Read The Label Twice Before Buying Flavored Waters

If you're not a fan of plain water and often opt for a fun flavored variation to hit your hydration goals, there may be a stealth ingredient you didn't know you were getting: caffeine. Even if the bottle is labeled front and center with the word "caffeine," odds are you're not stopping to check for any indication that your water might contain a buzz when you're grabbing a quick thirst quencher from the refrigerated section of the store. A seemingly innocuous can of flavored Poland Spring or Perrier may be a caffeine offender.

You can keep an eye out for words that indicate the stimulant may be lurking, such as boost, energize, energy, pep, or power.
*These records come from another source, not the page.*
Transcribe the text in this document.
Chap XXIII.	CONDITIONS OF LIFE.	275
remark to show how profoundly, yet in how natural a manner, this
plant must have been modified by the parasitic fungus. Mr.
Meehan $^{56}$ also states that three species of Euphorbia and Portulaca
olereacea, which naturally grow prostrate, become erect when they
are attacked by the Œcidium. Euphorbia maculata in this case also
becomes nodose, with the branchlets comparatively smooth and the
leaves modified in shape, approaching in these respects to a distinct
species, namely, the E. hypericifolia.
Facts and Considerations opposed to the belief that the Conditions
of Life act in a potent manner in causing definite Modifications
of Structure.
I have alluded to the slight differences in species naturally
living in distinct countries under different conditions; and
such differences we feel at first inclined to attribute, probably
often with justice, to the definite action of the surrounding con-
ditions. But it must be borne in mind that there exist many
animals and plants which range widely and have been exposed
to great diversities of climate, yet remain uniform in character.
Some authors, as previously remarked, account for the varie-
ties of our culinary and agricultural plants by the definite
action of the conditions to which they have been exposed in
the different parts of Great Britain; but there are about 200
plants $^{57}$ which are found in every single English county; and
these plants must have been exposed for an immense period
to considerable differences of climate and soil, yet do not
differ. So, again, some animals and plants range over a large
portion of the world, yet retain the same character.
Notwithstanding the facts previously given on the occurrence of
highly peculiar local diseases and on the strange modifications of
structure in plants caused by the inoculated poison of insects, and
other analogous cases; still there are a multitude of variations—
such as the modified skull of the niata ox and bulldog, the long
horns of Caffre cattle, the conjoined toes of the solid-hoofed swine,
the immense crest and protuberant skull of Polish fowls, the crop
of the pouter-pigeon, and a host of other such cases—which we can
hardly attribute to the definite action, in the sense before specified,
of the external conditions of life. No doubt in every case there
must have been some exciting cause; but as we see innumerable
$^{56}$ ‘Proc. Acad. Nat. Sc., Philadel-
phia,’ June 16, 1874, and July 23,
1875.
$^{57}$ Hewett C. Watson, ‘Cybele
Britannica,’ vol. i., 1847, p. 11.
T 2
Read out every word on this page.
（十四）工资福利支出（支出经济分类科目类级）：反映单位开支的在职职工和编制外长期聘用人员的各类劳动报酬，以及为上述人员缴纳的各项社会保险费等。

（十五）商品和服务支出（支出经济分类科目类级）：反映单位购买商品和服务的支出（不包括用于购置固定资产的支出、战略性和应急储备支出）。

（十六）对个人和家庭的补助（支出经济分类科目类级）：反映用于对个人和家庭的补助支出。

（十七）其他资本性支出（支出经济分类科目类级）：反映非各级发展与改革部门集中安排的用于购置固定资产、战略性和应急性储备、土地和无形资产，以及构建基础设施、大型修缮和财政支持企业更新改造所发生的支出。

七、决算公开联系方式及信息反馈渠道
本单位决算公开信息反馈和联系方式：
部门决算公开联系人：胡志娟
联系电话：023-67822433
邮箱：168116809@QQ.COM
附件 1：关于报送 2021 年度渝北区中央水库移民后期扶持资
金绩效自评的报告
Other clues can be found in the flavors; anything labeled as green tea, black tea, white tea, yerba mate, or a coffee infusion most likely contains caffeine. Some brands boast "natural caffeine" or "plant-based caffeine," but caffeine is caffeine.

If your goal is hydration, caffeine may be a counterintuitive choice if you're consuming the water beverage in larger amounts. Caffeine has a diuretic effect by encouraging blood flow to your kidneys and increasing your urine output. One can or bottle of flavored water with added caffeine can easily contain around 125 milligrams of the stimulant. For reference, an 8-ounce cup of coffee has 96 milligrams, and the recommended maximum daily amount of caffeine consumption for adults is 400 milligrams, per Healthline. If you're popping a few cans a day, that can quickly add up.

Other additives to look out for in flavored water

Being a label sleuth for caffeine also offers some other benefits. That flavored water may contain other additives you choose to avoid for various reasons. Sugar is a common culprit that puts the flavor in flavor. If it's labeled "sugar-free" or "zero added sugar," it may still contain artificial sweeteners such as stevia, aspartame, or sucralose. Some brands contain citric acid, which is often derived from corn and can be an issue for people with an allergy or sensitivity to it. Some products may have added food dyes or colorings. On the other hand, they might contain ingredients you are seeking out, such as electrolytes, ginseng extract, or B vitamins.

While it's a suitable alternative for non-coffee lovers who still want a boost in the morning, or those looking to hydrate while also gaining energy, flavored water with caffeine is best left as a consumer-driven decision and not a hidden component. Doing your due diligence and reading the label lets you know exactly what you're getting.